Economic Stimulus Bill: Will It Help the Housing Market?
The Senate has been busy this week, adding new items to the economic stimulus bill. Indeed, the Senate has been trying hard to focus on the housing market by offering a number incentives aimed at getting people out there and buying homes, as well as trying to stymie the rising tide of foreclosures. Here are some of the additions being made to the economic stimulus bill:
- $15,000 tax credit for homebuyers. This is a new credit that doubles the old credit of $7,500. In addition to doubling the tax credit, this new version of the homebuyer tax credit would be for any homebuyer, and not just for first time homebuyers.

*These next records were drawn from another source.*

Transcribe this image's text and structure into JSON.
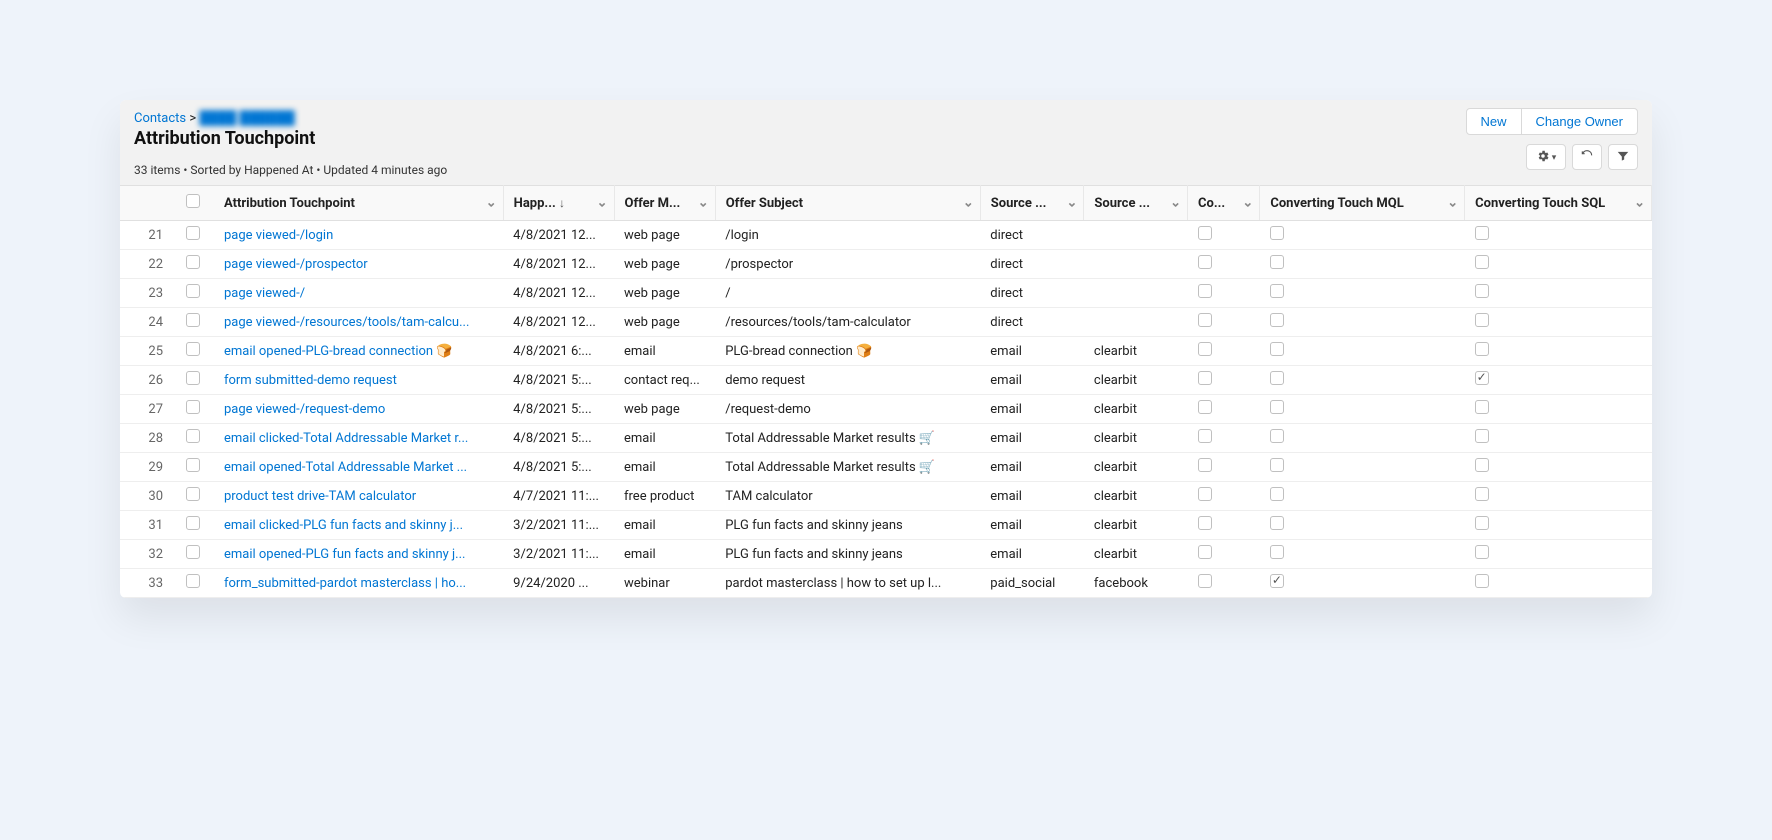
{
  "breadcrumb": {
    "root": "Contacts",
    "sep": ">",
    "redacted": "████ ██████"
  },
  "title": "Attribution Touchpoint",
  "meta": "33 items • Sorted by Happened At • Updated 4 minutes ago",
  "buttons": {
    "new": "New",
    "change_owner": "Change Owner"
  },
  "columns": {
    "attr": "Attribution Touchpoint",
    "happ": "Happ...",
    "offer_m": "Offer M...",
    "subject": "Offer Subject",
    "src1": "Source ...",
    "src2": "Source ...",
    "co": "Co...",
    "mql": "Converting Touch MQL",
    "sql": "Converting Touch SQL"
  },
  "rows": [
    {
      "n": 21,
      "name": "page viewed-/login",
      "happ": "4/8/2021 12...",
      "offer": "web page",
      "subject": "/login",
      "s1": "direct",
      "s2": "",
      "co": false,
      "mql": false,
      "sql": false
    },
    {
      "n": 22,
      "name": "page viewed-/prospector",
      "happ": "4/8/2021 12...",
      "offer": "web page",
      "subject": "/prospector",
      "s1": "direct",
      "s2": "",
      "co": false,
      "mql": false,
      "sql": false
    },
    {
      "n": 23,
      "name": "page viewed-/",
      "happ": "4/8/2021 12...",
      "offer": "web page",
      "subject": "/",
      "s1": "direct",
      "s2": "",
      "co": false,
      "mql": false,
      "sql": false
    },
    {
      "n": 24,
      "name": "page viewed-/resources/tools/tam-calcu...",
      "happ": "4/8/2021 12...",
      "offer": "web page",
      "subject": "/resources/tools/tam-calculator",
      "s1": "direct",
      "s2": "",
      "co": false,
      "mql": false,
      "sql": false
    },
    {
      "n": 25,
      "name": "email opened-PLG-bread connection 🍞",
      "happ": "4/8/2021 6:...",
      "offer": "email",
      "subject": "PLG-bread connection 🍞",
      "s1": "email",
      "s2": "clearbit",
      "co": false,
      "mql": false,
      "sql": false
    },
    {
      "n": 26,
      "name": "form submitted-demo request",
      "happ": "4/8/2021 5:...",
      "offer": "contact req...",
      "subject": "demo request",
      "s1": "email",
      "s2": "clearbit",
      "co": false,
      "mql": false,
      "sql": true
    },
    {
      "n": 27,
      "name": "page viewed-/request-demo",
      "happ": "4/8/2021 5:...",
      "offer": "web page",
      "subject": "/request-demo",
      "s1": "email",
      "s2": "clearbit",
      "co": false,
      "mql": false,
      "sql": false
    },
    {
      "n": 28,
      "name": "email clicked-Total Addressable Market r...",
      "happ": "4/8/2021 5:...",
      "offer": "email",
      "subject": "Total Addressable Market results 🛒",
      "s1": "email",
      "s2": "clearbit",
      "co": false,
      "mql": false,
      "sql": false
    },
    {
      "n": 29,
      "name": "email opened-Total Addressable Market ...",
      "happ": "4/8/2021 5:...",
      "offer": "email",
      "subject": "Total Addressable Market results 🛒",
      "s1": "email",
      "s2": "clearbit",
      "co": false,
      "mql": false,
      "sql": false
    },
    {
      "n": 30,
      "name": "product test drive-TAM calculator",
      "happ": "4/7/2021 11:...",
      "offer": "free product",
      "subject": "TAM calculator",
      "s1": "email",
      "s2": "clearbit",
      "co": false,
      "mql": false,
      "sql": false
    },
    {
      "n": 31,
      "name": "email clicked-PLG fun facts and skinny j...",
      "happ": "3/2/2021 11:...",
      "offer": "email",
      "subject": "PLG fun facts and skinny jeans",
      "s1": "email",
      "s2": "clearbit",
      "co": false,
      "mql": false,
      "sql": false
    },
    {
      "n": 32,
      "name": "email opened-PLG fun facts and skinny j...",
      "happ": "3/2/2021 11:...",
      "offer": "email",
      "subject": "PLG fun facts and skinny jeans",
      "s1": "email",
      "s2": "clearbit",
      "co": false,
      "mql": false,
      "sql": false
    },
    {
      "n": 33,
      "name": "form_submitted-pardot masterclass | ho...",
      "happ": "9/24/2020 ...",
      "offer": "webinar",
      "subject": "pardot masterclass | how to set up l...",
      "s1": "paid_social",
      "s2": "facebook",
      "co": false,
      "mql": true,
      "sql": false
    }
  ]
}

- Moratorium on foreclosures. This is aimed at forestalling foreclosures. A 90 moratorium would be imposed, in the hopes that mortgage lenders and borrowers could work out new terms for loan modifications. It is also meant to help those who may have lost their jobs so that they can avoid foreclosure until they are back on their feet.

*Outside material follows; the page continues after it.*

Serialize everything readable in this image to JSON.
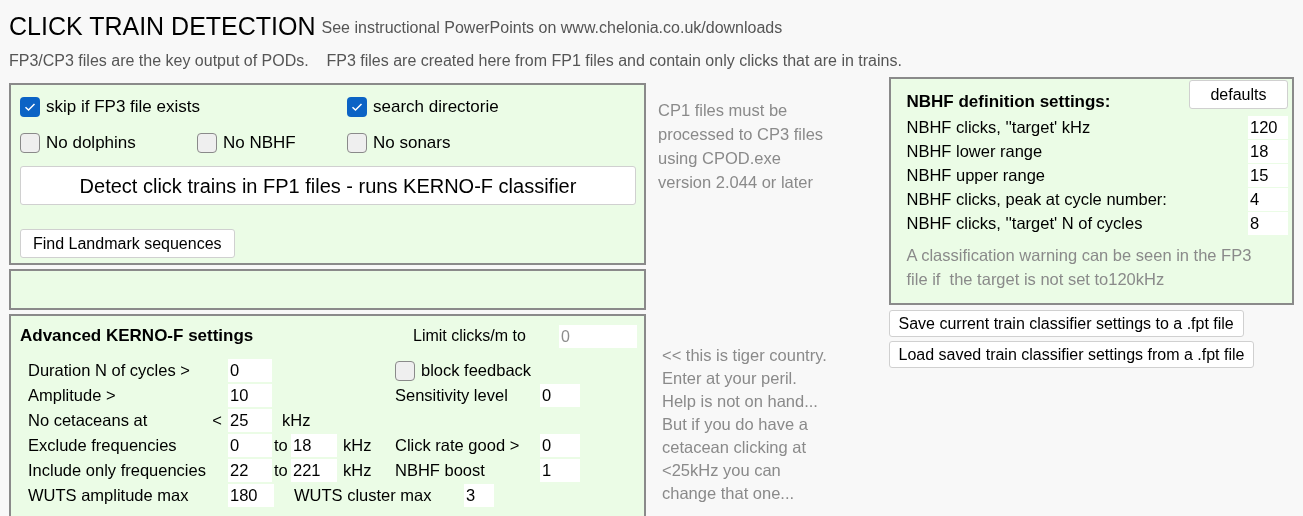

- 4% mortgage interest rate. The Senate wants to impose a 4% mortgage interest rate, temporarily, to encourage homebuying. In addition to applying to home purchase, this new 4% mortgage interest rate would also apply to refinancing. However, this would only be available to those who are “creditworthy.”
The new additions could help stimulate the housing market for now. If buyers get a tax credit, plus a very low interest rate, there is a good chance more of them will decide to buy a home. Additionally, the moratorium on foreclosure might stave off defaults.
Of course, the other side of the argument is that these measures will do little beyond delay the inevitable. There is skepticism regarding the effectiveness of a mortgage moratorium, and concern that the measures used to lure homebuyers will end up resulting in problems down the road — not to mention increasing the costs of the economic stimulus bill.